On Wednesday, at the start of a Council of Ministers meeting, Prime Minister Rumen Radev announced that Bulgaria would stop providing weapons to Ukraine. "We have already given enough," he said. "Our country continues to suffer socio-economic damage from this bloody war." The line was clean, declarative, and aimed at the cameras. It was also, on closer inspection, not really true.

Later, Defense Minister Dimitar Stoyanov began walking it back. Speaking to bTV, he made an important clarification. "We are stopping the provision of weapons and ammunition from the warehouses of the Bulgarian army.
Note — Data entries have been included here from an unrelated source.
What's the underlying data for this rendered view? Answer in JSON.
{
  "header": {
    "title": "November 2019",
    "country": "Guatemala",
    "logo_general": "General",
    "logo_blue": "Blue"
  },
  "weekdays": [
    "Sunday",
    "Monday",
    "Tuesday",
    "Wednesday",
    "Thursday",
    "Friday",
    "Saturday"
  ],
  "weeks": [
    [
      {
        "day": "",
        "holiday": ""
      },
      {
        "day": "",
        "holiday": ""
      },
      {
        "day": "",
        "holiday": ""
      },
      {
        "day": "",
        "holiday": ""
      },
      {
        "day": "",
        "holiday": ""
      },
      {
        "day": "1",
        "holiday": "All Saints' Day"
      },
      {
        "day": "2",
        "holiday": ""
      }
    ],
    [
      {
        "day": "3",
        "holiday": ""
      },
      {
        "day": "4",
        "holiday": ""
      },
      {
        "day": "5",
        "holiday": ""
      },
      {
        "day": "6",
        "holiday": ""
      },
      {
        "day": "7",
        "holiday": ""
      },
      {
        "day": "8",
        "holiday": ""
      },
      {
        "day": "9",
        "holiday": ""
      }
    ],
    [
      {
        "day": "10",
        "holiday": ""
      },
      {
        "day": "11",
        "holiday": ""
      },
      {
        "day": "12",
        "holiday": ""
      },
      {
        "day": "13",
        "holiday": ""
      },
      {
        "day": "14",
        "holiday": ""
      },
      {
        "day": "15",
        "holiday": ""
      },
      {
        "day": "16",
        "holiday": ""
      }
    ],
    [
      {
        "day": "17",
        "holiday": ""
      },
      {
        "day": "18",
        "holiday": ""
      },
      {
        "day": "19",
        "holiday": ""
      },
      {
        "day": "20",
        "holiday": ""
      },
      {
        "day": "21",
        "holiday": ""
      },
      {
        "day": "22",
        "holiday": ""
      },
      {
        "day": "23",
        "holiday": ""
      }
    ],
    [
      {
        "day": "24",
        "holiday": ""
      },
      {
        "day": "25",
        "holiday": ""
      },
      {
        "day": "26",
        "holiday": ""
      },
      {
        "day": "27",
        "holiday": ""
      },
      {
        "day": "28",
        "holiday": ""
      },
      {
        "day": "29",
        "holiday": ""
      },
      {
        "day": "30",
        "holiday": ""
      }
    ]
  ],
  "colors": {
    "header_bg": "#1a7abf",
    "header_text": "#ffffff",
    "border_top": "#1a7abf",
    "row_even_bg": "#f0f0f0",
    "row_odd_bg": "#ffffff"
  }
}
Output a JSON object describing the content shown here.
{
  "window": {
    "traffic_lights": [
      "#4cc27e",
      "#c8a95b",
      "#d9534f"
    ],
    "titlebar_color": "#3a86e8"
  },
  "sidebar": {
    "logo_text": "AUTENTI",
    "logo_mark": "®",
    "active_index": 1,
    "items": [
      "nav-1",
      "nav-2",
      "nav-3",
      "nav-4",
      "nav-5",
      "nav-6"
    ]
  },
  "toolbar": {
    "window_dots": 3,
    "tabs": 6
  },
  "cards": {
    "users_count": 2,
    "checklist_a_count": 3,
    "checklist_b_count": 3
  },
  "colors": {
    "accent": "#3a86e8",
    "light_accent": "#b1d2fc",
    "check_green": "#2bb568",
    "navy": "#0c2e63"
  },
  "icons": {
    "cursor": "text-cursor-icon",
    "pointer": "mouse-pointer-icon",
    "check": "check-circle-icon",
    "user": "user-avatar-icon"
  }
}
The word is provision, not sale," he said. If Ukraine wants to buy weapons through Bulgarian defense industry channels, that remains entirely possible. Foreign Minister Velislava Petrova reminded journalists that any decision on aid, military or humanitarian, has to go through the Council of Ministers and then parliament, and that nothing has actually been formally decided yet.

What Was Actually Being Stopped

The first thing worth understanding is the scale of what Bulgaria was supposedly halting. According to opposition MP Ivaylo Mirchev of Democratic Bulgaria, roughly 98 percent of Bulgarian military aid that has reached Ukraine has come not from army warehouses but from the country's defense industry, paid for either directly by Ukraine or through European partners. The European Peace Mechanism alone has channeled some 6.5 billion euros into the Bulgarian economy in exchange for that production. Former Economy Minister Bogdan Bogdanov, now a PP MP, estimates the broader Bulgarian defense sector employs around 70,000 people and is deeply integrated into international supply chains.